Recently though, Lindsay told The Fine Print, she heard from someone who was aware of her Rolling Stone hiring process and wanted to tell her why the job offer had mysteriously vanished. “This was something that truly plagued me for so long, so when I finally was going to find out, my heart was pounding,” she said.
“What I was told is that when I went to negotiate, I used quote-unquote ‘union language’ that set off alarm bells. And so they went looking through my social media and saw that I was active in Refinery’s union and then rescinded the offer.”
Around the same time as her job offer from Rolling Stone, the editorial staff of Refinery29 had unionized with the WGAE. Lindsay had supported the union on social media, posting tweets like, “feeling ORGANIZED! #R29” and a selfie on Instagram showing off one of the new union buttons.
The Fine Print corroborated Lindsay’s account of her conversation with the person she spoke to. “H.R. wouldn’t let us hire anyone who said anything about unions. It made it difficult to hire talent,” this person told us.
As they did with The Journal, PMC declined to comment to us on why Lindsay’s job offer was rescinded.
WGAE executive director Lowell Peterson said in a statement, “It is unlawful for an employer to discriminate against someone based on their union activity, a/k/a ‘protected concerted activity,’ which includes pro-union communications like tweets. Rescinding a job offer is a classic form of blacklisting, which is intolerable in a democratic society.”
Two other writers we spoke to said they were also left puzzled when what seemed like promising job talks at Rolling Stone ended without explanation. One of them, Anna Merlan, now a senior staff writer at Motherboard, went through a hiring process in the fall of 2018. “I went through a few rounds of interviews at Rolling Stone but wasn’t offered a job. I wasn’t given a specific reason,” she said.
Rolling Stone, founded by Jann Wenner amid the 1960s counterculture, has often hired from a pool of editors and writers who align themselves with progressive politics. While many New York newsrooms are now represented by the WGAE or NewsGuild — including at Hearst, Vox, BDG, BuzzFeed, and Condé Nast — former Rolling Stone staffers said that unionizing there has been a sensitive topic. They said a small group started organizing in 2018, circulating salary transparency surveys and reaching out to the WGAE, but that the effort has mostly fizzled out.
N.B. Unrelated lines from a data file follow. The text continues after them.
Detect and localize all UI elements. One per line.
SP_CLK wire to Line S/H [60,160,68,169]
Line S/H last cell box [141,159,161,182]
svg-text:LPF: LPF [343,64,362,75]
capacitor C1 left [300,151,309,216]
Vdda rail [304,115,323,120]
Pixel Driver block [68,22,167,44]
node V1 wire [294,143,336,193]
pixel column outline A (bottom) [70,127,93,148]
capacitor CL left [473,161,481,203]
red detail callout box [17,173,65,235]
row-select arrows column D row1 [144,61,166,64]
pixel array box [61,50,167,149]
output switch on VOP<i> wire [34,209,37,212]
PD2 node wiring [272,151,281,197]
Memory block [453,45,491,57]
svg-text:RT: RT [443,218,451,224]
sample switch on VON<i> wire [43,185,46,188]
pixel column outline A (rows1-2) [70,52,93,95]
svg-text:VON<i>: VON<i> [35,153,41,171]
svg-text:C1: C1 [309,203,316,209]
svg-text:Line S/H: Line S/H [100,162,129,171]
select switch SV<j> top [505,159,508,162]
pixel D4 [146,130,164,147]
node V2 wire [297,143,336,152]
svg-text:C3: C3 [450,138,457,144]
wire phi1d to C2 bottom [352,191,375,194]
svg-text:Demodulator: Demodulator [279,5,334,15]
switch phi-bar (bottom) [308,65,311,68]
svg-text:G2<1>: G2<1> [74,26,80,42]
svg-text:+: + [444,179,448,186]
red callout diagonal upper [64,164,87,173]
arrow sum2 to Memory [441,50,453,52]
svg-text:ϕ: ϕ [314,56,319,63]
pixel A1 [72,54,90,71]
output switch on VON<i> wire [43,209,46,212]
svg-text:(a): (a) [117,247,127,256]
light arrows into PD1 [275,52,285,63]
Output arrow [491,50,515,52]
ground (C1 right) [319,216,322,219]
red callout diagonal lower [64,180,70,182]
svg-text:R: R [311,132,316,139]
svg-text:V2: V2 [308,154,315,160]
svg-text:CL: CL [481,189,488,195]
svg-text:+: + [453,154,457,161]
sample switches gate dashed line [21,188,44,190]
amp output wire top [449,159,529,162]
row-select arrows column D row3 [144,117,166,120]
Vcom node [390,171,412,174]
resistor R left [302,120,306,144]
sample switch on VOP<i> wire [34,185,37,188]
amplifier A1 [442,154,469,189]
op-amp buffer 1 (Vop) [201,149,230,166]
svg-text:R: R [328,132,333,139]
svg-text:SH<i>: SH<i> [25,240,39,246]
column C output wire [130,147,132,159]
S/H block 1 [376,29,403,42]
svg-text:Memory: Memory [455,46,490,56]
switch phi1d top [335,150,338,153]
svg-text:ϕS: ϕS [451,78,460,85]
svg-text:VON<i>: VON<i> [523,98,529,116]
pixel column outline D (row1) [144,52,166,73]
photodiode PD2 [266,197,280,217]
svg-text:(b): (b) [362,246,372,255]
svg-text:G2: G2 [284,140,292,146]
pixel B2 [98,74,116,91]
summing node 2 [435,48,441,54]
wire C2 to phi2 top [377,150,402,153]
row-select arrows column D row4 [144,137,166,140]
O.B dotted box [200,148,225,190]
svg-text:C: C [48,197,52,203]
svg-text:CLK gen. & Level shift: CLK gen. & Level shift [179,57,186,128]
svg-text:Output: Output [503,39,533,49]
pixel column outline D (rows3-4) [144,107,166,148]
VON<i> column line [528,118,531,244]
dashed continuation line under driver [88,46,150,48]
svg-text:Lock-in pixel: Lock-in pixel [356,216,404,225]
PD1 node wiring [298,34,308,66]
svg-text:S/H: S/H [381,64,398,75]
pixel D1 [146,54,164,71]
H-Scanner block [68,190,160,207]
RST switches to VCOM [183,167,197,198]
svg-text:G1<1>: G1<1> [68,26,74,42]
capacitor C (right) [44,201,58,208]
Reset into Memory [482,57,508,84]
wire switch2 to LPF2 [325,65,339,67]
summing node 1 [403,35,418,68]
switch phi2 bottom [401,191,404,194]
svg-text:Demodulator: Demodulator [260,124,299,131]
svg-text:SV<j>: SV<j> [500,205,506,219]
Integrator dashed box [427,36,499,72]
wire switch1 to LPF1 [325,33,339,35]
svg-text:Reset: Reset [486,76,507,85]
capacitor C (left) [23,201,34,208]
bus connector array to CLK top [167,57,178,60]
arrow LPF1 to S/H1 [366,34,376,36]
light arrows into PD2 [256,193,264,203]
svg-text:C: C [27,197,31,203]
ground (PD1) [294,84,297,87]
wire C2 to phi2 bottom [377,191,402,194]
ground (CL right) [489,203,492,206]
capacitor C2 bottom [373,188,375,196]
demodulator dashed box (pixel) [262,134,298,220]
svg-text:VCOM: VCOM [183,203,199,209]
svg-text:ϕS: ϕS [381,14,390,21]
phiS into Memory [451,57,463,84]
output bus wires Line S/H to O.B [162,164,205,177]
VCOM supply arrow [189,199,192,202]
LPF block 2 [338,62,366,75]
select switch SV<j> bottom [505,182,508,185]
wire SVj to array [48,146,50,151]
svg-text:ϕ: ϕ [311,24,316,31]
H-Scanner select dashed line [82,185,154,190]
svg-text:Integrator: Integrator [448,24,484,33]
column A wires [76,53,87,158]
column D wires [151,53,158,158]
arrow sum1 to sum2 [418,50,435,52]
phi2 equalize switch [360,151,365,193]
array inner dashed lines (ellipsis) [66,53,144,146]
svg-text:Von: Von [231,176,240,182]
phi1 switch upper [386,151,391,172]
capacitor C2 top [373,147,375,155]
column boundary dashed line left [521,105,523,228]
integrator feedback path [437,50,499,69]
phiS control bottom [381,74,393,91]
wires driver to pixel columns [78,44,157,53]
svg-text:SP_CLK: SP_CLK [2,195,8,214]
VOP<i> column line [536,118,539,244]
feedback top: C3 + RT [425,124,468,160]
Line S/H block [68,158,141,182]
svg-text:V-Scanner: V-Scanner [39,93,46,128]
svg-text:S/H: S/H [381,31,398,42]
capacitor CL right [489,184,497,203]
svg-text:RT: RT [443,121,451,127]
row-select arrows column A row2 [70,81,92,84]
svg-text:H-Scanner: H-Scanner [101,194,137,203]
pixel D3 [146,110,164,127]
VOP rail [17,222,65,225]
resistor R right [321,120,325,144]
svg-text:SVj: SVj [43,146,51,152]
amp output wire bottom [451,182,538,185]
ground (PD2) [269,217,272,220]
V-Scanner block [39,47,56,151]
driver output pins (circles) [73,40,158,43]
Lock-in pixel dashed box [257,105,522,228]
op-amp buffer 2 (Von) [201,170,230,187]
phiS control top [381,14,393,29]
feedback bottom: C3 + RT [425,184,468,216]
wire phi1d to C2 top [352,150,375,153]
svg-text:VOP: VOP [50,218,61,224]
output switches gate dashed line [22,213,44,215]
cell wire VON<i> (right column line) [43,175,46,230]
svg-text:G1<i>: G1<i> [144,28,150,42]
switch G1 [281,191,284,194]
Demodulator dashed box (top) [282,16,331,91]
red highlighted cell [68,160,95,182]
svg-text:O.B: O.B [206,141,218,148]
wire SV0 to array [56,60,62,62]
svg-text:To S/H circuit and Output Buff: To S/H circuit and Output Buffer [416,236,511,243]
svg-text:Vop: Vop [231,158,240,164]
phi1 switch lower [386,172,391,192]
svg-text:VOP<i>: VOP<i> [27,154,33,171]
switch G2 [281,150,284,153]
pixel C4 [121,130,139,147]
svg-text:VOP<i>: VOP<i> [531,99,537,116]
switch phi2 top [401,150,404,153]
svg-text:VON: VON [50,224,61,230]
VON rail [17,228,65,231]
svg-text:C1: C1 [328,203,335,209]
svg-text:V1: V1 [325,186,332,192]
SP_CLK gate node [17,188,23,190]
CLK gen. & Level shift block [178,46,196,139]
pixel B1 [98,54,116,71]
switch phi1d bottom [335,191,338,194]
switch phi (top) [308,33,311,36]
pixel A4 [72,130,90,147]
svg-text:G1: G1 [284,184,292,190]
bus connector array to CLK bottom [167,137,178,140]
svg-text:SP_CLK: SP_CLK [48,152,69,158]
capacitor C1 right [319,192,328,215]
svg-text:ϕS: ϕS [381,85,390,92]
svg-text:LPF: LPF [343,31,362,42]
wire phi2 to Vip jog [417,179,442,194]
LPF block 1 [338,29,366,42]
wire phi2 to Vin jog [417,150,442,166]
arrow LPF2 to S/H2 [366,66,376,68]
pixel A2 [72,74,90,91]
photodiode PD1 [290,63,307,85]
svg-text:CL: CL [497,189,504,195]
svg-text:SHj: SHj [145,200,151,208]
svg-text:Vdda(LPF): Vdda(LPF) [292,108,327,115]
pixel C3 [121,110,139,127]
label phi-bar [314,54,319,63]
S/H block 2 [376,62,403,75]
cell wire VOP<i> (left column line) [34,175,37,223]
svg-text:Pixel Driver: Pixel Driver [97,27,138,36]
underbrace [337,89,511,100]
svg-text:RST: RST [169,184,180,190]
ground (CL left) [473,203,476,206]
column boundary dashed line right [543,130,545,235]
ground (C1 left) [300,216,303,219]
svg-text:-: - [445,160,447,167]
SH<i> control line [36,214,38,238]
The magazine is now owned by Jay Penske, a famously private and eccentric heir to a billionaire. His approach to management tends toward benevolence and personal gestures. As he amassed a publishing empire that now includes Billboard, The Hollywood Reporter, Variety, Vibe, Robb Report, and Women’s Wear Daily, Penske is known for meeting one-on-one with every employee at new publications he’s acquired. Another Penske signature is the PMC Angel Fund, used to distribute money to employees undergoing medical or personal hardships.
Around the time Lindsay’s job offer was pulled in 2019, PMC asked employees to sign a statement showing they acknowledged a newly updated version of their employee handbook, which included an addendum titled “UNION STATEMENT.” It begins, “At PMC, we’re not anti-union.” However, it concludes, “In the end, because our shared ideals for journalistic excellence bind us together and because PMC requires the necessary focus and agility to succeed in overcoming the economic challenges ahead, we do not need the interference of others. Thus, we hope that you see there is no need for a union at PMC. It is your choice. Though we hope that if the question of union representation does ever arise here at PMC or any of PMC’s individual brands, that you choose ‘no.’”
Last year, PMC instituted a pay floor — a $25 minimum hourly wage or a $52,000 minimum salary — for all employees across the company.
In the two years since the yanked job offer, Lindsay, who has since co-founded the newsletter Embedded and writes for Study Hall, said she had blamed herself for the missed opportunity at Rolling Stone. So, it was a relief to learn that it was “not something I could have done differently or better,” she said. “I stand behind being in the union. And I also think it’s really gross to disqualify people from being hired because they were in a union.”